Cryptophasa nephrosema

Scientific classification
- Kingdom: Animalia
- Phylum: Arthropoda
- Clade: Pancrustacea
- Class: Insecta
- Order: Lepidoptera
- Family: Xyloryctidae
- Genus: Cryptophasa
- Species: C. nephrosema
- Binomial name: Cryptophasa nephrosema (Turner, 1898)
- Synonyms: Cryptophaga nephrosema Turner, 1898;

= Cryptophasa nephrosema =

- Authority: (Turner, 1898)
- Synonyms: Cryptophaga nephrosema Turner, 1898

Species of moth

Cryptophasa nephrosema is a moth in the family Xyloryctidae. It was described by Alfred Jefferis Turner in 1898. It is found in Australia, where it has been recorded from Queensland and the Northern Territory.

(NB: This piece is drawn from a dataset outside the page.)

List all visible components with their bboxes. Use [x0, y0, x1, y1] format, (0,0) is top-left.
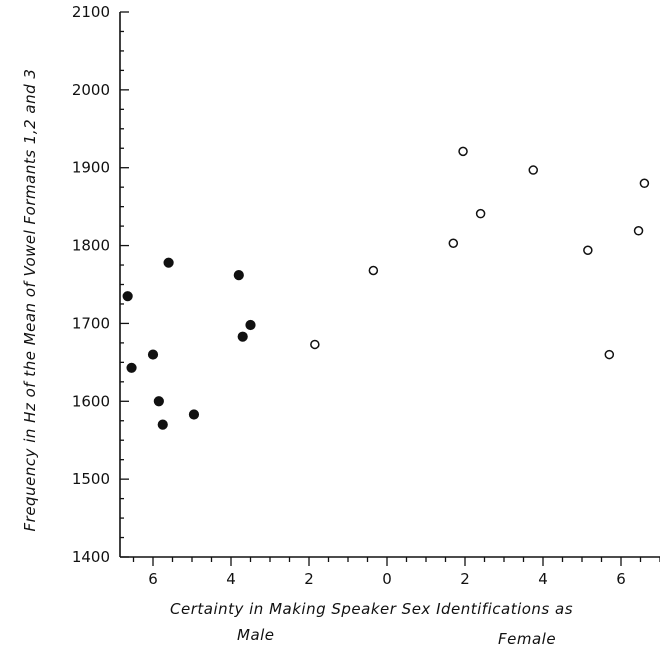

The wingspan is about 35 mm. The forewings are white finely irrorated with pale grey and with three conspicuous blotches in the disc, pale-grey outlined with fuscous. The first is rather obscure near the base, the second before the middle, irregularly constricted at and above the fold and the third beyond the middle, reniform. There are three fuscous spots on the costa, the first at two-fifths nearly confluent with the second blotch, the second and third at three-fifths and four-fifths. There is an ill-defined greyish suffusion between the third blotch and the hindmargin, as well as a row of fuscous dots along the hindmargin. The hindwings are fuscous, towards the base and inner margin whitish.

The larvae feed on Melaleuca species, including Melaleuca leucodendra, Melaleuca quinquenervia and Melaleuca armillaris. They bore in the stem of their host plant.